The Russian space agency, Roscosmos, made the announcement after examining the flight worthiness of the Soyuz MS-22 crew capsule docked with the ISS that sprang a radiator coolant leak in December.

Roscosmos and NASA officials said at a joint press briefing that an uncrewed Soyuz spacecraft, MS-23, would be sent to the ISS on February 20 to bring Russian cosmonauts Dmitry Petelin and Sergei Prokopyev and NASA astronaut Frank Rubio back to Earth.

"We're not calling it a rescue Soyuz," said Joel Montalbano, the ISS program manager at NASA's Johnson Space Center in Houston. "I'm calling it a replacement Soyuz.

"Right now the crew is safe onboard the space station."

MS-22 flew Petelin, Prokopyev and Rubio to the ISS in September. They were scheduled to return home in the same spacecraft in mid-March.

But MS-22 began leaking coolant on December 14 after being hit by what US and Russian space officials said they believe was a micrometeorite.

"Everything does point to a micrometeorite," Montalbano said.

Sergei Krikalev, executive director of Human Space Flight Programs at Roscosmos, said the "current theory is that this damage was caused by a small particle about one millimetre in diameter".

Krikalev said the decision to use MS-23 to fly the crew home was made because of concern over high temperatures in MS-22 during re-entry.

"The main problem to land the current Soyuz with crew would be thermal conditions because we lost heat rejection capability," he said.

"We may have a high temperature situation on Soyuz in the equipment compartment and in the crew compartment."

- SpaceX Crew Dragon -

Montalbano said discussions were also underway with SpaceX officials about potentially returning one or more crew members on the SpaceX Crew Dragon capsule currently docked with the ISS.

Four astronauts were flown to the ISS by a SpaceX rocket in October for a mission expected to last about six months.

"We could safely secure the crew members in the area that the cargo normally returns on the Dragon," Montalbano said.

"All that is only for an emergency, only if we have to evacuate ISS," he stressed. "That's not the nominal plan or anything like that."

Krikalev said MS-22 would return to Earth after the two cosmonauts and the NASA astronaut leave on MS-23. It would bring back equipment and experiments that are not "temperature sensitive", he said.
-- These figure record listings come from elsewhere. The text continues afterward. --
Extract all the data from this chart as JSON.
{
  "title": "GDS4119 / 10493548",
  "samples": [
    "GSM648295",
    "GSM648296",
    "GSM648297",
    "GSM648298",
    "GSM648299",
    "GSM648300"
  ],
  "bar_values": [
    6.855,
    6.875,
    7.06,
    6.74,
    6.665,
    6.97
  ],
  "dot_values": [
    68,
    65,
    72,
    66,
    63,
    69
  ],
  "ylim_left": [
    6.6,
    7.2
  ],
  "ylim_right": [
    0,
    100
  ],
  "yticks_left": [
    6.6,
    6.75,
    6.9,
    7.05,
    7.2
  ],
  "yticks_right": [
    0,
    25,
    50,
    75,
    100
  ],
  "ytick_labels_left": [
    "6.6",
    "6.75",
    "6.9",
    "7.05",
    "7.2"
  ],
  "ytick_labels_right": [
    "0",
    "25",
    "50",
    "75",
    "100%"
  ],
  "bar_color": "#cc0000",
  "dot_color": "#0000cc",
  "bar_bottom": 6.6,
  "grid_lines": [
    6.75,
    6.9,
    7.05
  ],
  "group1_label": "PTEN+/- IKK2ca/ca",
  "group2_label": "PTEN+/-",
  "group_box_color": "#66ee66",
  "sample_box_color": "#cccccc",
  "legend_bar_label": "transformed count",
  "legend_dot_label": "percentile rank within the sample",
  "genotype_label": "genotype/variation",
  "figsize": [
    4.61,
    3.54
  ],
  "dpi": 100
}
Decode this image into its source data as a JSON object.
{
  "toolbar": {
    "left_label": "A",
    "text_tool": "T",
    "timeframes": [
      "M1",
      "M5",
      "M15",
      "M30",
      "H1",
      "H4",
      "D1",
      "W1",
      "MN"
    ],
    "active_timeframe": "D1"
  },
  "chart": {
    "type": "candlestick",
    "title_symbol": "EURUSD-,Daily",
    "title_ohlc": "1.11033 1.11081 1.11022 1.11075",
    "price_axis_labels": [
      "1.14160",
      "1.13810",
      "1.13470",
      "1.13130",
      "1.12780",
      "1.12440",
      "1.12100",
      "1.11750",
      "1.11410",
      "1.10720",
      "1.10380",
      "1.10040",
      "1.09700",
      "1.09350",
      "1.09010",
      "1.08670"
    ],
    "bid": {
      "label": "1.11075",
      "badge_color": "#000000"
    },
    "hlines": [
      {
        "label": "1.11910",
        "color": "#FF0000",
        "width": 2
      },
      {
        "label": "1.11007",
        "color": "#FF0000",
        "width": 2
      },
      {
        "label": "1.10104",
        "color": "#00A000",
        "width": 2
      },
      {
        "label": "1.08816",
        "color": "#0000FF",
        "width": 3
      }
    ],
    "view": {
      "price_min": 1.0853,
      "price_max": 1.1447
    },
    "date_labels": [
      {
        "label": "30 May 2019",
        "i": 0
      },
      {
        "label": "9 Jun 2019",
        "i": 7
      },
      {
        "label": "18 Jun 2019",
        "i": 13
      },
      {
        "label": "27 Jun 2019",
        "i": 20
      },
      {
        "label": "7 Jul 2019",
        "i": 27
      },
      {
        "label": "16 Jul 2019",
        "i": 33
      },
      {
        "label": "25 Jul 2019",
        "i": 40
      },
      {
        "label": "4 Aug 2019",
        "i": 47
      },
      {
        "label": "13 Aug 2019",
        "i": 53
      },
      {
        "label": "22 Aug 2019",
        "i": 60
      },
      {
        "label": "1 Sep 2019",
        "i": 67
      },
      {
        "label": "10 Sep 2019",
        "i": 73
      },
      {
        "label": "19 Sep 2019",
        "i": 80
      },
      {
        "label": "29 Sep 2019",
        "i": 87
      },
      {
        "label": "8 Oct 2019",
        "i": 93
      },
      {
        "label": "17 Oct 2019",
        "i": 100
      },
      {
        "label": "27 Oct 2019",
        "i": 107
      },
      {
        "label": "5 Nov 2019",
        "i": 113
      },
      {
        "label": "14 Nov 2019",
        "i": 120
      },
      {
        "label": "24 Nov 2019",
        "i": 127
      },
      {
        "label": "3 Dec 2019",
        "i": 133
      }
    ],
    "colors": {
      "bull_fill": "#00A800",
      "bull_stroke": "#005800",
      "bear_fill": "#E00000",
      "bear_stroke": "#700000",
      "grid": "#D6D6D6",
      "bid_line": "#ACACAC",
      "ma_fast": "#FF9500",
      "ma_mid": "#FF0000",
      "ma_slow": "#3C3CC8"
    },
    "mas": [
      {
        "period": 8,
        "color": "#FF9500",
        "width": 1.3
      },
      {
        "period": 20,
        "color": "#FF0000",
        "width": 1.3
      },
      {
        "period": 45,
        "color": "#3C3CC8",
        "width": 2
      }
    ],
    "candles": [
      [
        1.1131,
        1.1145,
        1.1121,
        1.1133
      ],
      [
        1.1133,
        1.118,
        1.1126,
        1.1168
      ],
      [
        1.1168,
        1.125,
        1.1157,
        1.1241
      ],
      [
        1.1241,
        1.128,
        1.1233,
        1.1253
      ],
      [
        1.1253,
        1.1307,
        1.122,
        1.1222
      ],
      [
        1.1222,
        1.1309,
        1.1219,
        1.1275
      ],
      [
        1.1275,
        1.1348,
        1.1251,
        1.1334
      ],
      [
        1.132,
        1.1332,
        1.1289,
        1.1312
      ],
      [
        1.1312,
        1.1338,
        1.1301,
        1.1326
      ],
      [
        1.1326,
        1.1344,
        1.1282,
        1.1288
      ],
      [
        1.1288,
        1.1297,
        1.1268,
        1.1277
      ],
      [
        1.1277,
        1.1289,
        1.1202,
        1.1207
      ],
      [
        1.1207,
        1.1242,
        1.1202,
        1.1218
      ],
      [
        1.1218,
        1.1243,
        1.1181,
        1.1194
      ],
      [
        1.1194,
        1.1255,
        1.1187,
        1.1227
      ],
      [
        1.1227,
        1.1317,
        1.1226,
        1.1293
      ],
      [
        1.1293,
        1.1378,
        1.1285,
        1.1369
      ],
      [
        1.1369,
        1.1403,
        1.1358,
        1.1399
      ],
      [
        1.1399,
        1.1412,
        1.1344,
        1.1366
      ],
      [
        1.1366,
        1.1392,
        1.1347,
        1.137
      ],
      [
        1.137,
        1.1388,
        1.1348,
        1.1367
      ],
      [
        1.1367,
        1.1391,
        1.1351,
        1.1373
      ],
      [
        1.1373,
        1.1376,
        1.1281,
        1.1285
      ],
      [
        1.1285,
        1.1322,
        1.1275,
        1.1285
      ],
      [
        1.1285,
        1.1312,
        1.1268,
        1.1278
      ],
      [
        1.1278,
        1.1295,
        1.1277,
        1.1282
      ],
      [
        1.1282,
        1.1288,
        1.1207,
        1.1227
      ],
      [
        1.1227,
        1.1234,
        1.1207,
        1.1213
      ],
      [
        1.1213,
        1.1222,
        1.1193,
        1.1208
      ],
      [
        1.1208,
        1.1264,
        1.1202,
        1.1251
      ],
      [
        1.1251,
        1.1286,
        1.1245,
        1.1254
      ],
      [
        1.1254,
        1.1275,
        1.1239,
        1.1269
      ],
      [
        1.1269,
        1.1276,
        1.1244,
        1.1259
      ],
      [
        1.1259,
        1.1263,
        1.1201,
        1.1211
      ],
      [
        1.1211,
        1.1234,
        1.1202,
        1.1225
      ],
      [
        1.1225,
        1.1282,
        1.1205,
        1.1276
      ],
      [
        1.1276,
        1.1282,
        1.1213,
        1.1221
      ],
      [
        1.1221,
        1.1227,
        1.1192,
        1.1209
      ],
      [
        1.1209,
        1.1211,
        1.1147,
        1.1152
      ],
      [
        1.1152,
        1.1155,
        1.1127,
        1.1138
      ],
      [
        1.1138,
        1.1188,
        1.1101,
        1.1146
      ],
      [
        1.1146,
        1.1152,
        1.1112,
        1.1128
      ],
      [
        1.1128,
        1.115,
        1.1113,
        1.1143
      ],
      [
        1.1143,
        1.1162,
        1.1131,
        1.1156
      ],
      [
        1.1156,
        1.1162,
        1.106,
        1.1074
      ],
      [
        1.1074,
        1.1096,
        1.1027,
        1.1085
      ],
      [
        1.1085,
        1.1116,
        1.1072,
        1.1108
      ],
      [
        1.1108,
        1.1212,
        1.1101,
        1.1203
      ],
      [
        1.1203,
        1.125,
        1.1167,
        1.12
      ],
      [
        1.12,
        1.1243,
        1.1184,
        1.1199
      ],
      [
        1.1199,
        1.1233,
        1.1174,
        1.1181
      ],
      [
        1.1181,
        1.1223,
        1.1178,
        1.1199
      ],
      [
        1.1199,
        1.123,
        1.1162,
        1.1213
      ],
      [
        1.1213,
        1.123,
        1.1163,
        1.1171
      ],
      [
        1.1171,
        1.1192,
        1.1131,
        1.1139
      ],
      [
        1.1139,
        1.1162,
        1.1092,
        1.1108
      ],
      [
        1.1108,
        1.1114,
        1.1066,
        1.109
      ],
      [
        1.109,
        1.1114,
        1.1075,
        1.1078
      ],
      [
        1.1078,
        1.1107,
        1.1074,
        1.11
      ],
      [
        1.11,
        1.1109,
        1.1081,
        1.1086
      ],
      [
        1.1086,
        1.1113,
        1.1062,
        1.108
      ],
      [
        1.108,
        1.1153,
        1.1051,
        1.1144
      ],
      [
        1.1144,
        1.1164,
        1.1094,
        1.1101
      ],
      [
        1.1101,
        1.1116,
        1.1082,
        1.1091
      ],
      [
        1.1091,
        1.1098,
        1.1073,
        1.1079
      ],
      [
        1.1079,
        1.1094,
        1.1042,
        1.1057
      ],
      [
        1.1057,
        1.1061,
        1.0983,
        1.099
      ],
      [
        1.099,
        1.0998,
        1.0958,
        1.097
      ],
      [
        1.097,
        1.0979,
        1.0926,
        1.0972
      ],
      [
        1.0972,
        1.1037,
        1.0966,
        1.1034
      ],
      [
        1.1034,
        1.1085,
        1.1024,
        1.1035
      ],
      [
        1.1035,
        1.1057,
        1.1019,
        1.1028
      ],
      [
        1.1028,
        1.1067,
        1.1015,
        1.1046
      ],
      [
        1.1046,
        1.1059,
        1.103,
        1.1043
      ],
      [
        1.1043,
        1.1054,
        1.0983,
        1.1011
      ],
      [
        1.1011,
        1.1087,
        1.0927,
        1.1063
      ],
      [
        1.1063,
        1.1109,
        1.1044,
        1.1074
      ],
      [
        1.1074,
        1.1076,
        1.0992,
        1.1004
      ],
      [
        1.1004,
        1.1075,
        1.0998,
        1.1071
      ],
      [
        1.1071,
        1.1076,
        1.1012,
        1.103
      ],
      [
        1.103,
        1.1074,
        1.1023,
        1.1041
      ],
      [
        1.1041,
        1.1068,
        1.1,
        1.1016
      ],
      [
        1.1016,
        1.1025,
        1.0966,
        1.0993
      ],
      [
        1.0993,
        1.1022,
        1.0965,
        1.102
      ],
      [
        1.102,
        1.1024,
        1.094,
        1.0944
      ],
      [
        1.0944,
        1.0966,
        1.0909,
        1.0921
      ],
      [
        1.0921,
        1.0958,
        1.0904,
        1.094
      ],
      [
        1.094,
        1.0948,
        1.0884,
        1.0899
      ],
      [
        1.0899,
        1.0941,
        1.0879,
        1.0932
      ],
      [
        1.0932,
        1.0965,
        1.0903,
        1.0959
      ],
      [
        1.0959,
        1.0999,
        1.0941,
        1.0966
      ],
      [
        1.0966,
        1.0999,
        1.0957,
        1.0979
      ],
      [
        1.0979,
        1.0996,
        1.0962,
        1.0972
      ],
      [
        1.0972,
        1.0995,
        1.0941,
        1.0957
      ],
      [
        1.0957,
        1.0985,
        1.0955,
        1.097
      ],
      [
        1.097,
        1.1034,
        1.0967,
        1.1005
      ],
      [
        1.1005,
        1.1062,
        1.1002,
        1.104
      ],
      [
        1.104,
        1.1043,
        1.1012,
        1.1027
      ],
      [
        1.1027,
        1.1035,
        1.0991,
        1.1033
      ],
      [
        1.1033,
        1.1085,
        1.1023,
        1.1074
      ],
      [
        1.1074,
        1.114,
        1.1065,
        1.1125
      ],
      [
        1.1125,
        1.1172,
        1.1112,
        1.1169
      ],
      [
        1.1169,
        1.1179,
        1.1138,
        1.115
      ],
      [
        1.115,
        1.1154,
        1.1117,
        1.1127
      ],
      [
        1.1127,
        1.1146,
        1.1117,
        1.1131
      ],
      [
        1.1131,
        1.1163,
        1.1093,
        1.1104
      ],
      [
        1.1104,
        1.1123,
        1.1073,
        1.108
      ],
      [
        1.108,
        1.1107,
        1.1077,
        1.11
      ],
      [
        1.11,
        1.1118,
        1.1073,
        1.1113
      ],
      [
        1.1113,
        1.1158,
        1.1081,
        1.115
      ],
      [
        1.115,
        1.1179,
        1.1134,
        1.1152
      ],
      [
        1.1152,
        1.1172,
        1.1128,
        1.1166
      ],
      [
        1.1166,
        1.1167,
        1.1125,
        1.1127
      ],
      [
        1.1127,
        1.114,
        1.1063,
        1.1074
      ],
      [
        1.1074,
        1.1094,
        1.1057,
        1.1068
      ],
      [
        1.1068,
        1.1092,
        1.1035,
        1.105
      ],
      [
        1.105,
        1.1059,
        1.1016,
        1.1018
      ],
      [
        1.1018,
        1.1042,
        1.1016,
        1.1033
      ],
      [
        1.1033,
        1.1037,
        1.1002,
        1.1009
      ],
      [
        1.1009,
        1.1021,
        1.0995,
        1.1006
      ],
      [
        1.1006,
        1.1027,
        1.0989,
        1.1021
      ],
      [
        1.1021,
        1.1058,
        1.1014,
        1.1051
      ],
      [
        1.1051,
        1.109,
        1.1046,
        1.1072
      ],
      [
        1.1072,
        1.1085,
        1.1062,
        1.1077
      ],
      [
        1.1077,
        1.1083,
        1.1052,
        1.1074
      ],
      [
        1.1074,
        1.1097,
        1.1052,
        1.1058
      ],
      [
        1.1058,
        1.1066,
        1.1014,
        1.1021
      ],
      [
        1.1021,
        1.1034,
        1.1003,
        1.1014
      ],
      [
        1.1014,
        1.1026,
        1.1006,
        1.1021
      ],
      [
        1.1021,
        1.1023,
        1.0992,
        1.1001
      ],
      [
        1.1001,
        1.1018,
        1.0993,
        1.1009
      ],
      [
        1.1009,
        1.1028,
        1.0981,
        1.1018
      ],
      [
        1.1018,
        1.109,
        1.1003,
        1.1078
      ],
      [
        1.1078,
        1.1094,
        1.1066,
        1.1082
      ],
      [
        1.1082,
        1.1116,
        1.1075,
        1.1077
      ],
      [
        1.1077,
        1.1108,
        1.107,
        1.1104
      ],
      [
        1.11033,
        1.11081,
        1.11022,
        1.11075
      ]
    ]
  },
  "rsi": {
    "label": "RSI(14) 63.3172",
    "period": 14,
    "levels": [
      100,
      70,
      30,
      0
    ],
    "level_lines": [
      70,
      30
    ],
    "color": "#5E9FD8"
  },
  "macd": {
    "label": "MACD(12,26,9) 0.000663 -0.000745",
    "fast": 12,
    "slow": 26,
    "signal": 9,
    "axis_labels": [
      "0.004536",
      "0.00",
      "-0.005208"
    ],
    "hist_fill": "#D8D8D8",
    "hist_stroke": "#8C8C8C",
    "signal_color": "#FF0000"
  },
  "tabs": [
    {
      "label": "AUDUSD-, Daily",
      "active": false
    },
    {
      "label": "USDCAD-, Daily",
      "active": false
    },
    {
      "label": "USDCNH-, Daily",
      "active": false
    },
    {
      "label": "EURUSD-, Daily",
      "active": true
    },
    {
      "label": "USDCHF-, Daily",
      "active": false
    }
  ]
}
Soyuz MS-23 had been initially scheduled to fly Russian cosmonauts Oleg Kononenko and Nikolai Chub and NASA's Loral O'Hara to the ISS on March 16.

Space has remained a rare venue of cooperation between Moscow and Washington since the start of the Russian offensive in Ukraine and ensuing Western sanctions on Russia.

The ISS was launched in 1998 at a time of increased US-Russia cooperation following the Cold War "Space Race".

Russia has been using the ageing but reliable Soyuz capsules to ferry astronauts into space since the 1960s.